The Times is not, and never has been, a paper that followed normal rules of behaviour. We trust readers to think for themselves and make up their own minds, and so we give them the full story. That will continue.

I thank Rob Lunan for getting us started on this path in 2012. Thanks to Gord Logan, Peter Peers, Hilary Thomson, Rachel Everett-Fry, Shannon Lever, and all those who have contributed to making this the Voice of North Grenville. To Jim and Judy, and all of the faithful advertisers without whom no paper would be possible. To all of you who have written letters, op-eds, articles, emails and texts: you make the vision happen every week.

And to all the people who work on the Times now and ever, Pat, Christine, Melissa, Ashley, and Brandon: it has been a pleasure and a challenge for all of us, and I deeply appreciate it. Best wishes to Brandon as he takes on the Editor role: it may be a bumpy ride, but what fun it is too! To Maggie, who designed the Times, who makes it the vibrant and readable thing that it is, my partner in crime.
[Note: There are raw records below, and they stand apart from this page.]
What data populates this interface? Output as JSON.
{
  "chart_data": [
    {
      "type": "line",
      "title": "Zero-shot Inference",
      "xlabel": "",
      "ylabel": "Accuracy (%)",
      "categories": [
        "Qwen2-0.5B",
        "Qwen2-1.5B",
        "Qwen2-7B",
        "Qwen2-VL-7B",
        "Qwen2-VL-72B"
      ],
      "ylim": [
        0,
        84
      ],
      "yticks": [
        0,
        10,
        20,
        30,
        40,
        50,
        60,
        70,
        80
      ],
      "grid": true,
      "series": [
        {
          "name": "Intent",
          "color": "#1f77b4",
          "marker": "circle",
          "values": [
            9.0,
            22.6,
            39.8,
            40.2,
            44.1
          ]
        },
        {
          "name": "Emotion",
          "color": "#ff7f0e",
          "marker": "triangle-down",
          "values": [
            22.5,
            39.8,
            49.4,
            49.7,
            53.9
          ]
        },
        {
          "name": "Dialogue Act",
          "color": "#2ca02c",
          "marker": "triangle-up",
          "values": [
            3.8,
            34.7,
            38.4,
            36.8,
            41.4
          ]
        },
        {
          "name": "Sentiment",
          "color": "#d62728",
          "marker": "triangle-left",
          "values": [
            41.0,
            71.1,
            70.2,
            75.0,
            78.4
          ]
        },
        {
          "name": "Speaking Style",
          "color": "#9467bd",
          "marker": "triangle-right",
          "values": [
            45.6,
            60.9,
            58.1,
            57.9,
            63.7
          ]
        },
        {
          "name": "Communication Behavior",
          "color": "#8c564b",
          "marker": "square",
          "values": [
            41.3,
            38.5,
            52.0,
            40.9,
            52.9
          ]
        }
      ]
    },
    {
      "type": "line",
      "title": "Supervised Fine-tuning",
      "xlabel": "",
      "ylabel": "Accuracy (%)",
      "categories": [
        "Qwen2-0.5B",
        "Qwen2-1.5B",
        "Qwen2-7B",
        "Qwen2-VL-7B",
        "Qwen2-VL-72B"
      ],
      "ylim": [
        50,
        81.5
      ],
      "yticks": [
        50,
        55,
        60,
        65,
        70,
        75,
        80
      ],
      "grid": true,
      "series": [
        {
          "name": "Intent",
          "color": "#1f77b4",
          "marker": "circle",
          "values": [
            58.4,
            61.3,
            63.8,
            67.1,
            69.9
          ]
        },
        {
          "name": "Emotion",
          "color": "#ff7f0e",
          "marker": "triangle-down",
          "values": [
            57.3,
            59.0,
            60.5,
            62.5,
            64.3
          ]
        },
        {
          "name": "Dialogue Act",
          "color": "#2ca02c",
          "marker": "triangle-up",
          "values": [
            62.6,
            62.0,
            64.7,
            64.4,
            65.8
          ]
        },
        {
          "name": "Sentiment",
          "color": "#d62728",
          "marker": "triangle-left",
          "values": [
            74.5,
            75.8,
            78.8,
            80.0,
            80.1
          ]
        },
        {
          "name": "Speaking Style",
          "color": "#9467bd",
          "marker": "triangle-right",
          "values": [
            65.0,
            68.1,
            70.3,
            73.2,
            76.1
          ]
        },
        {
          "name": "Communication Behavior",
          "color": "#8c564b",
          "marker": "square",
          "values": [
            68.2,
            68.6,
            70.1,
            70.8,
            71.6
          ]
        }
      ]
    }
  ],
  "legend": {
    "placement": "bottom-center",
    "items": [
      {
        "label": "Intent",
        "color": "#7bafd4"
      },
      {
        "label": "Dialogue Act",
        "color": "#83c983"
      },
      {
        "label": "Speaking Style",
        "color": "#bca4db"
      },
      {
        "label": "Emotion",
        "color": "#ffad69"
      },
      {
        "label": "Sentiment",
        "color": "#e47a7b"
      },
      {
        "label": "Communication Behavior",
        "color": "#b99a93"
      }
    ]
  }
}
What a long, strange trip it’s been.



  1. Hi David and Maggie

    I first met you when I joined North Grenville Business Builders. I had opened my retail store in Creekside Centre in 2006. I remember Maggie would update us on the progress of the NG Community Newsletter. I was glad to see that you have grown this community paper by 2012, called North Grenville Times. I live in Winchester and have for over 48 years and we had a weekly paper, The Winchester Press, which we paid only $1.00 for.
    Unfortunately our paper was discontinued when the owner retired and no one took it over. It is great that we have some of yours and Brandon’s Editorials in our Winchester Times. I am also that we not get bi-weekly paper. I like your approaches of leading us to make our own conclusions, but I really like how you both share your observations and beliefs, and not afraid to do so. Free Press, right!
    David, enjoy your semi retirement and I know you’ll keep busy and you and Maggie can continue to travel. I know you’ll be sharing more of your thoughts in the months to come.

  2. Oh oh, I didn’t proof read this message very well.
    9 lines from the end, please eliminate sentence ,I am also…….paper. It should read I am also glad we now have a bi- weekly paper and hopefully it may become weekly.

  3. David and Maggie

    You have done what almost nobody else has achieved recently – opened and successfully run a weekly newspaper in Canada. It’s quite an accomplishment and a testament to your love and devotion to this community. Best wishes going forward in whatever you do and where ever you go.

  4. Congratulations …. a milestone in this age. So glad the NGTs will continue. It is our link to the news of home since making the move west 3 years ago. Enjoy your semi retirement and stay well.